Iconic sports broadcaster Brent Musburger is retiring at 77 – CBS sports.com (blog)
You are looking live at one heck of a retirement.
Longtime play-by-play announcer Brent Musburger, the legendary Hall of Fame broadcaster and one of the most iconic voices in sports history who first came to national prominence in the 1970s and 80s for CBS Sports, is retiring at the age of 77.
Musburger’s career spanned nearly 50 years, and he will utter his famous line, “You are looking live,” when he begins his final broadcast on Jan. 31 — a college basketball game between Kentucky against Georgia at 9 p.m. on ESPN.
Musburger has been calling college football and basketball games for the SEC Network since it launched in 2014. He joined ABC in 1990 after 15 years with CBS.
His time with CBS as a commentator and announcer included calling the NFL, NCAA Basketball Tournament — including Villanova’s all-time upset over Georgetown in 1985 — U.S. Open (tennis), NBA, Masters, Belmont Stakes and College World Series.
Over the course of his career, Musburger has also called some of sports’ signature moments including Super Bowl, the college football national championships, the Indianapolis 500, Doug Flutie’s Hail Mary against Miami in 1984 and more.

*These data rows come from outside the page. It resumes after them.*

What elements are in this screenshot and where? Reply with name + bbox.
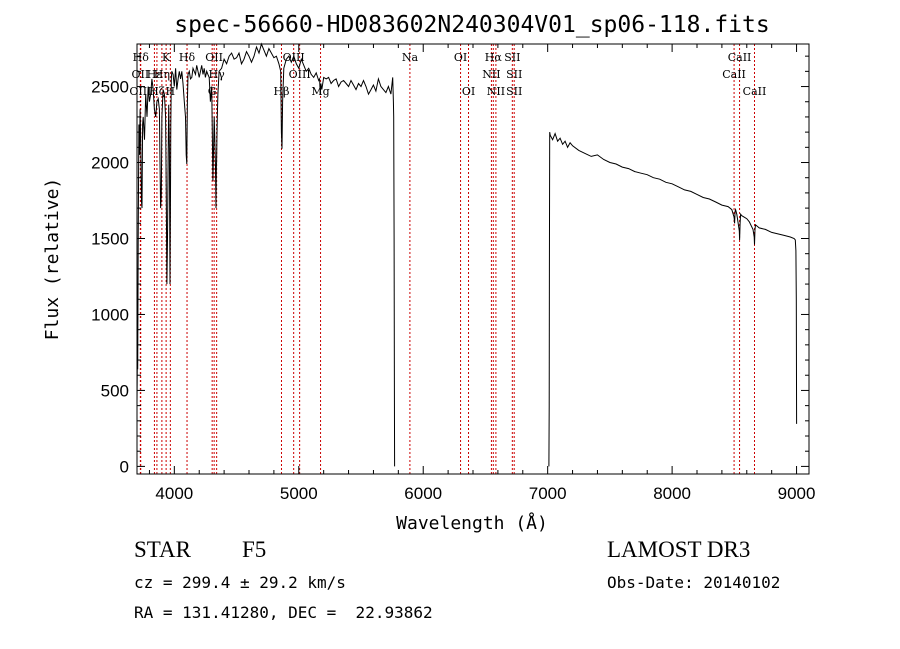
y-tick-label: 1500: [91, 229, 129, 248]
line-label-oiii: OIII: [289, 68, 311, 81]
plot-frame: [136, 43, 810, 475]
x-axis-ticks: 4000 5000 6000 7000 8000 9000: [148, 44, 816, 503]
y-tick-label: 2000: [91, 154, 129, 173]
line-label-nii: NII: [487, 85, 505, 98]
line-label-caii: CaII: [728, 51, 752, 64]
line-label-na: Na: [402, 51, 419, 64]
x-axis-label: Wavelength (Å): [396, 512, 548, 534]
line-label-k: K: [162, 51, 171, 64]
line-label-oi: OI: [462, 85, 475, 98]
line-label-nii: NII: [482, 68, 500, 81]
y-tick-label: 2500: [91, 78, 129, 97]
flux-line-red: [548, 132, 798, 467]
y-tick-label: 1000: [91, 305, 129, 324]
line-label-oii: OII: [205, 51, 223, 64]
x-tick-label: 6000: [404, 484, 442, 503]
line-label-sii: SII: [504, 51, 520, 64]
y-axis-label: Flux (relative): [42, 178, 63, 341]
line-label-oi: OI: [454, 51, 467, 64]
line-label-caii: CaII: [743, 85, 767, 98]
object-class: STAR: [134, 537, 191, 562]
line-label-caii: CaII: [722, 68, 746, 81]
line-label-hε: Hε: [147, 68, 163, 81]
redshift-cz: cz = 299.4 ± 29.2 km/s: [134, 573, 346, 592]
line-label-sii: SII: [506, 68, 522, 81]
y-tick-label: 0: [120, 457, 129, 476]
line-label-hβ: Hβ: [274, 85, 290, 98]
object-subclass: F5: [242, 537, 267, 562]
line-label-h: H: [166, 85, 176, 98]
line-label-hη: Hη: [154, 68, 170, 81]
y-tick-label: 500: [101, 381, 129, 400]
x-tick-label: 7000: [529, 484, 567, 503]
line-label-oii: OII: [132, 68, 150, 81]
emission-line-markers: [139, 44, 755, 474]
obs-date: Obs-Date: 20140102: [607, 573, 781, 592]
chart-title: spec-56660-HD083602N240304V01_sp06-118.f…: [174, 12, 769, 38]
line-label-hγ: Hγ: [209, 68, 226, 81]
x-tick-label: 4000: [155, 484, 193, 503]
flux-line-blue: [136, 42, 396, 467]
line-label-hδ: Hδ: [133, 51, 150, 64]
x-tick-label: 5000: [280, 484, 318, 503]
line-label-sii: SII: [506, 85, 522, 98]
line-label-hα: Hα: [485, 51, 503, 64]
line-label-hδ: Hδ: [179, 51, 196, 64]
survey-name: LAMOST DR3: [607, 537, 751, 562]
x-tick-label: 8000: [653, 484, 691, 503]
x-tick-label: 9000: [778, 484, 816, 503]
coordinates: RA = 131.41280, DEC = 22.93862: [134, 603, 433, 622]
y-axis-ticks: 0 500 1000 1500 2000 2500: [91, 55, 809, 476]
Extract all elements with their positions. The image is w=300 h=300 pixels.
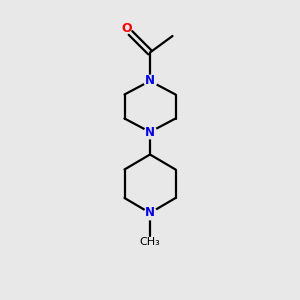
Text: N: N <box>145 125 155 139</box>
Text: N: N <box>145 206 155 220</box>
Text: O: O <box>122 22 132 35</box>
Text: CH₃: CH₃ <box>140 237 160 247</box>
Text: N: N <box>145 74 155 88</box>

“What a wonderful journey I have traveled with CBS and the Disney company,” Musburger said in a statement released by ESPN. “A love of sports allows me to live a life of endless pleasure. And make no mistake, I will miss the arenas and stadiums dearly. Most of all, I will miss the folks I have met along the trail.”
For all of Musburger’s tremendous sports calls, he’s also stood out for aired comments he’s made outside of what’s happening on the field of play. His in-game remarks made about Florida State fan Jenn Sterger made her an overnight sensation. He also pointed out Katherine Webb, then-girlfriend of former Alabama quarterback AJ McCarron, in a crowd and turned her into a household name. During the 2017 Sugar Bowl, he was heavily criticized for his comments regarding Oklahoma running back Joe Mixon and his off-field issue involving punching a woman two-and-a-half years earlier.
But it was Musburger’s ability to go off-the-cuff at a moment’s notice that, along with his folksy commentary and subtle gambling one-liners, helped make him an unforgettable contributor to the sports world.
And fittingly, per Musburger, his next stop is Vegas to start a handicapping business, proving it is never too late to follow your true life calling.
“But the next rodeo for me is in Las Vegas. Stop by and we’ll share a cold one and some good stories. I may even buy!”